When SmartOS was first announced about a year ago, I downloaded the ISO, booted it in VMware, logged in and then… nothing. What is this? It’s small, it is not supposed to be installed on disk. What do I do with it? What is so special about it? It is just an Illumos distro - a small and strange one. I did not get it.

I am now porting OpenStack to SmartOS and I think it is a perfect fit for that purpose. It is truly a Cloud OS. What does that mean? Let’s go through the features of SmartOS that make it a perfect fit to be run as a Cloud Base OS.

ZFS

The ZFS storage model is based on Copy-On-Write which means that snapshots and clones are essentially free. This is fantastic for a Cloud compute node. Say you have a small set of defined VM base images and then spin up 20 VMs of Ubuntu 12.04. The Ubuntu image takes up about 500 MB of disk space. How much do 20 VMs of Ubuntu 12.04 use? Simple math right? Well, with ZFS these 20 VMs take 500 and a few MB. Total. Of course as the instances diverge this ratio gets lower but it is still impressive and very useful. Also spinning up Instances means you only have to clone the base image in ZFS which will take a few seconds the most, compared to copying it on a traditional file system. Somewhere in the internets I can hear someone shouting: “My SAN does the same thing since the 80ies, smartass”. Sure, but it costs quite a bit more and you also get a lot of complexity.

The local storage needs for the base operating system get even better when you use Zones (see below).

DTrace

While the open source SmartOS (to my knowledge) lacks the cool graphical reporting possibilities based on DTrace it still contains the real DTrace capabilities. Everyone who had to hunt a memory leak or strange process behaviour in production will know what it is worth to have a good tracing capability at hand. DTrace will enable you to find performance and other problems that in a stable and very low overhead way.

Zones

Zones let you securely partition your OS without the overhead of another hypervisor (OS level virtualisation). In SmartOS a zone is always the outer “hull” of virtualisation. Either inside is just another SmartOS, or a qemu process with KVM that runs any other operating system. In combination with ZFS and Crossbow this is fantastic basis for virtual environments.

As Zones have minimal overhead they provide an ideal foundation for PaaS services like databases, load balancers etc. In an OpenStack context this would allow us to just use a special VM image that translates to a zone for a DB. We could thus avoid the whole RedDwarf/RedDwarf lite-back-and-forth-disaster.

KVM

Using KVM allows us to run (almost) any x86 operating system using the Intel VT-D, VT-X extensions with very little overhead. SmartOS has integrated KVM in a way that is easy to use. Actually I’m pretty glad that they did not use libvirt as abstraction layer but created their own.

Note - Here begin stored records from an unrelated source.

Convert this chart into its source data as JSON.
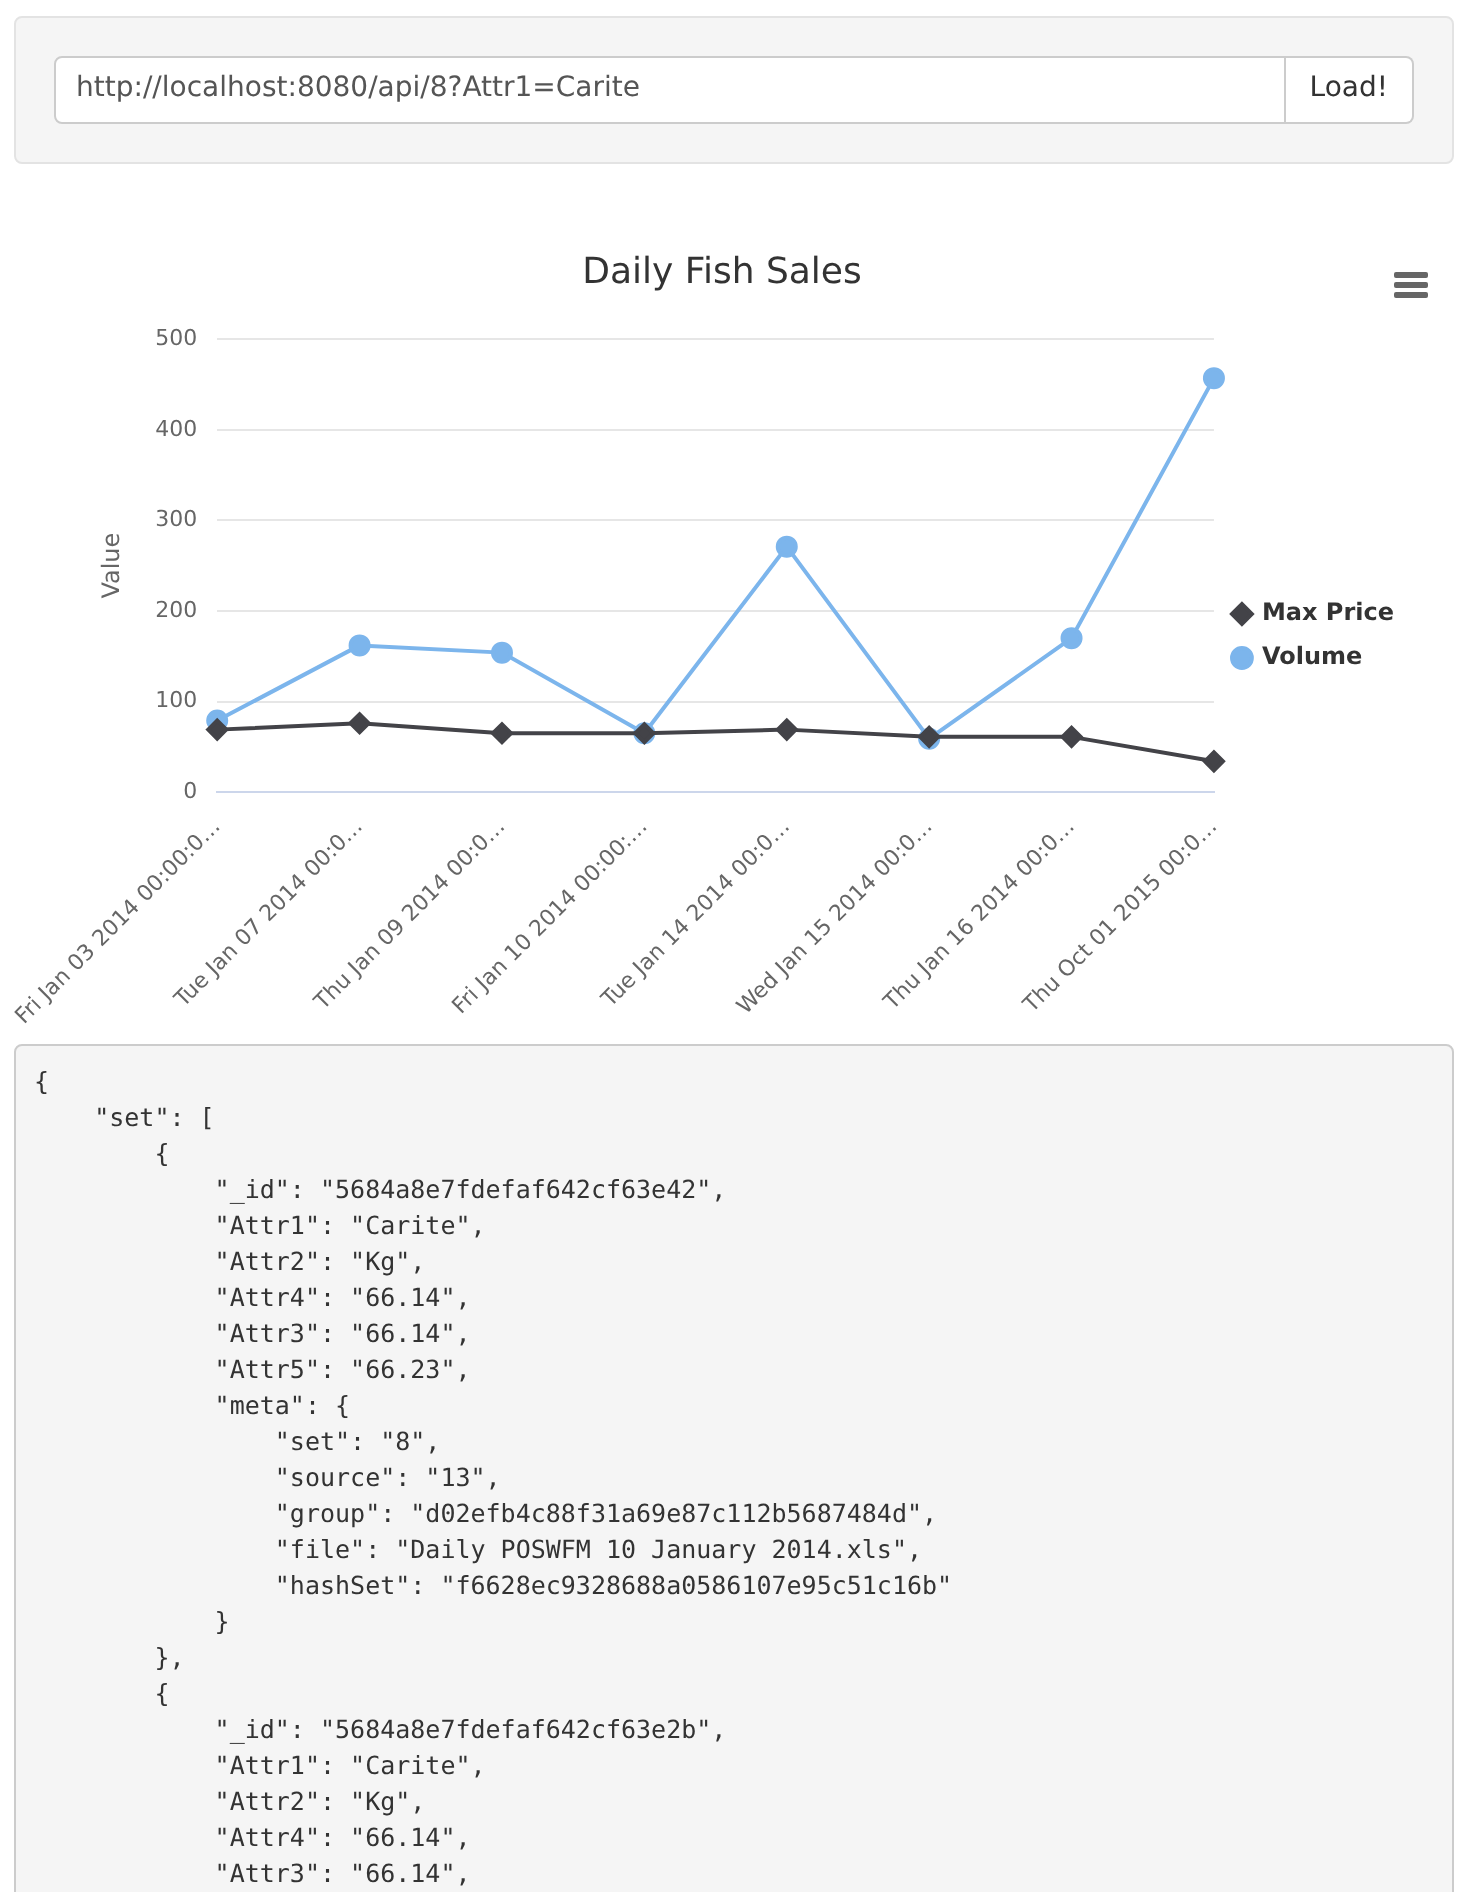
{
  "chart_data": [
    {
      "type": "other",
      "annotations": [
        "http://localhost:8080/api/8?Attr1=Carite",
        "Load!"
      ]
    },
    {
      "type": "line",
      "title": "Daily Fish Sales",
      "ylabel": "Value",
      "categories": [
        "Fri Jan 03 2014 00:00:0…",
        "Tue Jan 07 2014 00:0…",
        "Thu Jan 09 2014 00:0…",
        "Fri Jan 10 2014 00:00:…",
        "Tue Jan 14 2014 00:0…",
        "Wed Jan 15 2014 00:0…",
        "Thu Jan 16 2014 00:0…",
        "Thu Oct 01 2015 00:0…"
      ],
      "series": [
        {
          "name": "Volume",
          "color": "#7cb5ec",
          "marker": "circle",
          "values": [
            79,
            162,
            154,
            65,
            271,
            59,
            170,
            457
          ]
        },
        {
          "name": "Max Price",
          "color": "#434348",
          "marker": "diamond",
          "values": [
            69,
            76,
            65,
            65,
            69,
            61,
            61,
            34
          ]
        }
      ],
      "ylim": [
        0,
        500
      ],
      "yticks": [
        0,
        100,
        200,
        300,
        400,
        500
      ],
      "grid": "y",
      "legend": "right",
      "line_style": "solid"
    },
    {
      "type": "other",
      "annotations": [
        "{",
        "    \"set\": [",
        "        {",
        "            \"_id\": \"5684a8e7fdefaf642cf63e42\",",
        "            \"Attr1\": \"Carite\",",
        "            \"Attr2\": \"Kg\",",
        "            \"Attr4\": \"66.14\",",
        "            \"Attr3\": \"66.14\",",
        "            \"Attr5\": \"66.23\",",
        "            \"meta\": {",
        "                \"set\": \"8\",",
        "                \"source\": \"13\",",
        "                \"group\": \"d02efb4c88f31a69e87c112b5687484d\",",
        "                \"file\": \"Daily POSWFM 10 January 2014.xls\",",
        "                \"hashSet\": \"f6628ec9328688a0586107e95c51c16b\"",
        "            }",
        "        },",
        "        {",
        "            \"_id\": \"5684a8e7fdefaf642cf63e2b\",",
        "            \"Attr1\": \"Carite\",",
        "            \"Attr2\": \"Kg\",",
        "            \"Attr4\": \"66.14\",",
        "            \"Attr3\": \"66.14\","
      ]
    }
  ]
}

SMF - Service Management Facility

With SMF you can define services, dependencies and let SMF manage them for you. I do believe that dependencies are important and a good way to model things for services (in contrast to what the Upstart designers think). Managing services in this model has been proving to work well e.g. with the Erlang Supervision Tree. With SMF you can define dependencies and restart behaviours of services as well as alerts when stuff goes awry.

Crossbow

Illumos comes with its own network virtualisation layer (basically a virtual switch) called Crossbow. In SmartOS the network virtualisation is integrated in the vmadm tool and works seamlessly. The virtualisation is based on VLANs: Each tenant will get their own VLAN. Crossbow was way ahead of the competition when it was released. With OpenVSwitch the Linux world has caught up and maybe even surpassed Crossbow. It will be interesting to see how the development of these technologies will continue.

SmartOS VM tools

imgadm, vmadm are tools to manage images and VMs. They are clearly written in a way to be used as part of a cloud platform. No config files with strange syntax or super long command line options. Instead these tools work with short and clear command line commands that take JSON files as options to do the real work. This is fantastic when used as an API from a cloud orchestration layer like OpenStack. And it feels a lot more like an API than libvirt (I save the libvirt “API” rant for another time… XML snippets as arguments. Really?).

A true cloud OS

The - at first look strange - model of usb key or PXE booting the base OS is a fantastic fit for cloud environments and makes a lot of problems go away. OS updates? Just reboot. How to install the OS? Don’t. Just use a Ramdisk. Why waste space on disk when you can have a Ramdisk of 250 MB with the whole OS in it?

As you can see I’m pretty excited about SmartOS in this context. In combination with OpenStack this might be the best open source cloud orchestration stack that you can get.